Por: Patrício Langa & Jorge Ferrão

 

Um decenário corresponde a um período de dez anos. No prenúncio da celebração do sexagenário do ensino superior, em Moçambique e Angola, decidimos lançarmo-nos e, deste modo, convidar aos demais para uma reflexão sobre a génese, percurso histórico e vicissitudes do ensino superior em Moçambique. Fazemo-lo, de espírito aberto, para estimular o debate crítico-reflexivo, rumo à elucidação. Não o fazemos como um exercício de crítica furtuita, em busca de bodes expiatórios para os aspectos que se podem considerar problemáticos neste percurso, nem com o intuito de avaliar o desempenho de quem quer que seja. Se existe algum escrutínio no nosso raciocínio, este circunscreve-se à busca do sentido do percurso histórico do ensino superior como instituição social.

O decenário nos permite lançar um olhar retrospectivo, crítico e analítico sobre a constituição do ensino superior como uma instituição social no nosso país. Mormente, a dimensão crítico-analítica formula-se em torno da questão de saber a que projecto de sociedade serve a instituição do ensino superior? Por instituição, neste contexto, não nos referimos a cada organização, mas ao ensino superior como uma instituição social, regida por valores, normas e princípios, inerentes aos processos académicos e de governação, assim como ocorre com outras instituições sociais. Por outras palavras, questionamo-nos sobre os processos inerentes à vida das Instituições de Ensino Superior (IES) (ensino, investigação, extensão e governação), os valores e princípios que as governam e que tipo de cidadão visam gerar para que tipo de sociedade? Parafraseando o nosso filosofo-mor, Severino Elias Ngoenha, diríamos que nos questionamos sobre o estatuto axiológico do ensino superior, ao longo do percurso histórico das seis décadas que o ensino superior completa em 2022.

Ao concentrarmo-nos em cada década, pretendemos amplificar alguns dos acontecimentos e factos marcantes que consideramos que concorreram para definição do carácter do ensino superior em Moçambique, até ao momento, quando se celebra o sexagenário desta instituição social.  Estão lançados os dados!

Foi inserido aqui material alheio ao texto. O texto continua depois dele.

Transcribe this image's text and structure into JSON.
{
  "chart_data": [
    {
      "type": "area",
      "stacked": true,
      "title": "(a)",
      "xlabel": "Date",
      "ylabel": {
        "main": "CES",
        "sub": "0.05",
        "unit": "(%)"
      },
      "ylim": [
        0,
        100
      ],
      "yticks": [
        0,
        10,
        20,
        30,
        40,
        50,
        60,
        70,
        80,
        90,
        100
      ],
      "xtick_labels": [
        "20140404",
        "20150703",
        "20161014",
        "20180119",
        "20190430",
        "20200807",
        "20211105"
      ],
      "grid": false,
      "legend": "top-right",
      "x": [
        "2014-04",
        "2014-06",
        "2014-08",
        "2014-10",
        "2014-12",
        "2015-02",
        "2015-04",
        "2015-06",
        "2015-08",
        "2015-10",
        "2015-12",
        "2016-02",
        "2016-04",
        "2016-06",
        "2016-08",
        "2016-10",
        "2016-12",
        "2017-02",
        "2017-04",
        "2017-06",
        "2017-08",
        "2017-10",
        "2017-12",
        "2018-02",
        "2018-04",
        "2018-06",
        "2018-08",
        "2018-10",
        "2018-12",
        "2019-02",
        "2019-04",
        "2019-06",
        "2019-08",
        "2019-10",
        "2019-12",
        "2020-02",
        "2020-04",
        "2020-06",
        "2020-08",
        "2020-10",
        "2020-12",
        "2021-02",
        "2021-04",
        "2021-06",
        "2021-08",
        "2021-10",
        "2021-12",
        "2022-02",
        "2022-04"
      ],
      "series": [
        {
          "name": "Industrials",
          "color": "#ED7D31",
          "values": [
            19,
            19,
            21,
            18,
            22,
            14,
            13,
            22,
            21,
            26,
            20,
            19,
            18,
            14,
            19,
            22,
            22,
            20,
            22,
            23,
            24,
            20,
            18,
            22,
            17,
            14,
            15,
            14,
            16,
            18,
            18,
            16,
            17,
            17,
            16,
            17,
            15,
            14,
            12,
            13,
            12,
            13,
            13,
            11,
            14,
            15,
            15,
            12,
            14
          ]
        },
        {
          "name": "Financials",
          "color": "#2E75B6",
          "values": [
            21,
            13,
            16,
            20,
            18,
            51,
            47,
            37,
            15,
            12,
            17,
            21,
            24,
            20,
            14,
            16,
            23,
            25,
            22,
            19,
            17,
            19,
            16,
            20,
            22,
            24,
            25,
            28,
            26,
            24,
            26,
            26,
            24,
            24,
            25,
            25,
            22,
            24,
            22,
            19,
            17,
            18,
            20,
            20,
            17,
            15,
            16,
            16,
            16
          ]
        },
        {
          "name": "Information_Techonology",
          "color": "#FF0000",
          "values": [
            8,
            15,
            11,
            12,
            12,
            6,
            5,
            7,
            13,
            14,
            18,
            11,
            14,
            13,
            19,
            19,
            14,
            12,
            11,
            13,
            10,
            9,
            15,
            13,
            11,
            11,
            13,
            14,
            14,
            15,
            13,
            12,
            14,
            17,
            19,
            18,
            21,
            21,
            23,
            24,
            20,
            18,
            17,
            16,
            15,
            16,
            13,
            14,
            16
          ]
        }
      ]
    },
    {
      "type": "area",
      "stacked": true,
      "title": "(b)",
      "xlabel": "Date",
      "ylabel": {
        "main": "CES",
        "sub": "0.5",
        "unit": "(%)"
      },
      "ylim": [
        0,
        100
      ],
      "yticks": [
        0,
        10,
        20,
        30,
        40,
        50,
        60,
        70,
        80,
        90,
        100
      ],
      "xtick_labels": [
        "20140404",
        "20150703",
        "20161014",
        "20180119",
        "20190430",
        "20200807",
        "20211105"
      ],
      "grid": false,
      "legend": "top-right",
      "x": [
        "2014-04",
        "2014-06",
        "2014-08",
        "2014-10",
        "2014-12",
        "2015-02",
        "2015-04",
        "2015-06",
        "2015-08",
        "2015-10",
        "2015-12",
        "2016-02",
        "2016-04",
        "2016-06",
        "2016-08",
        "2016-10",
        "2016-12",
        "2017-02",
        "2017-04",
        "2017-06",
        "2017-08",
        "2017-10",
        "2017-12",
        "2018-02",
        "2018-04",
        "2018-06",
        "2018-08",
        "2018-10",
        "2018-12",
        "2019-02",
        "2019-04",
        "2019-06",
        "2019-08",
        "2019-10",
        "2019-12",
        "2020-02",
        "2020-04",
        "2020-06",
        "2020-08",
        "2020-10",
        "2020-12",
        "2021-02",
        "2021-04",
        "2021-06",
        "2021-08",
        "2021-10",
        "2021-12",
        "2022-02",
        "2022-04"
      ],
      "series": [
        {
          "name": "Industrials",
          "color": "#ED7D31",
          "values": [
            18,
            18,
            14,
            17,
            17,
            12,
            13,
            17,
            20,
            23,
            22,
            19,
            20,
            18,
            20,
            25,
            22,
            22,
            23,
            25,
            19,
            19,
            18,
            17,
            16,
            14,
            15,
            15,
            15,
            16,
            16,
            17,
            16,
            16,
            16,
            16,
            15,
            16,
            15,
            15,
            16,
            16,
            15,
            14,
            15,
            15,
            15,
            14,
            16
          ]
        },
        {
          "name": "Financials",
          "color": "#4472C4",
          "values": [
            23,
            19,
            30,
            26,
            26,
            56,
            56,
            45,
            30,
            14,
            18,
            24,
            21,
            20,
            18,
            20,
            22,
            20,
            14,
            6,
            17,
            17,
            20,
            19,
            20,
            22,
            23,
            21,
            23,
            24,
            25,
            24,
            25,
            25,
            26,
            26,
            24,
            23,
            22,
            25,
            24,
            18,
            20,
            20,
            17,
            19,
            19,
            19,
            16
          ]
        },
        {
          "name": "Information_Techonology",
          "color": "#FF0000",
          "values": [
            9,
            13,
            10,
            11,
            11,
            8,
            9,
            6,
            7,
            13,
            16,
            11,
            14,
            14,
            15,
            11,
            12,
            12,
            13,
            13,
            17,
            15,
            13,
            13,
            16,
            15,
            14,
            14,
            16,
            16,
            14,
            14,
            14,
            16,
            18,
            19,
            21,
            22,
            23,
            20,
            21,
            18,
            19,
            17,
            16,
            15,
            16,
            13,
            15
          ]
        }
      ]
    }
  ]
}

Um início colonial e tardio 

Prefaciamos este exercício com a alusão ao facto de o ensino superior em Moçambique, assim como em quase todos os países africanos, entre o Sahara e o Maputo, ser um fenómeno raro no período colonial. Com efeito, nas colónias britânias da África Ocidental, a Nigéria, com quase um quarto da população do continente, o sétimo país mais populoso do mundo, tinha apenas uma universidade, a Universidade de Ibadan, com alguns milhares de estudantes.  Na década de 90, portanto, três décadas após a sua independência, a Nigéria contava já com cerca de 31 instituições de ensino superior e, actualmente, conta com mais de uma centena de IES.

Na África Oriental, a Universidade de Makerere era a única instituição que servia às colonias britânicas que hoje representam três países independentes, Uganda, Quénia e Tanzânia.  Actualmente, cada um desses países hospeda dezenas de IES e milhares de estudantes. O mesmo padrão de raridade se verifica nas ex-colónias francesas.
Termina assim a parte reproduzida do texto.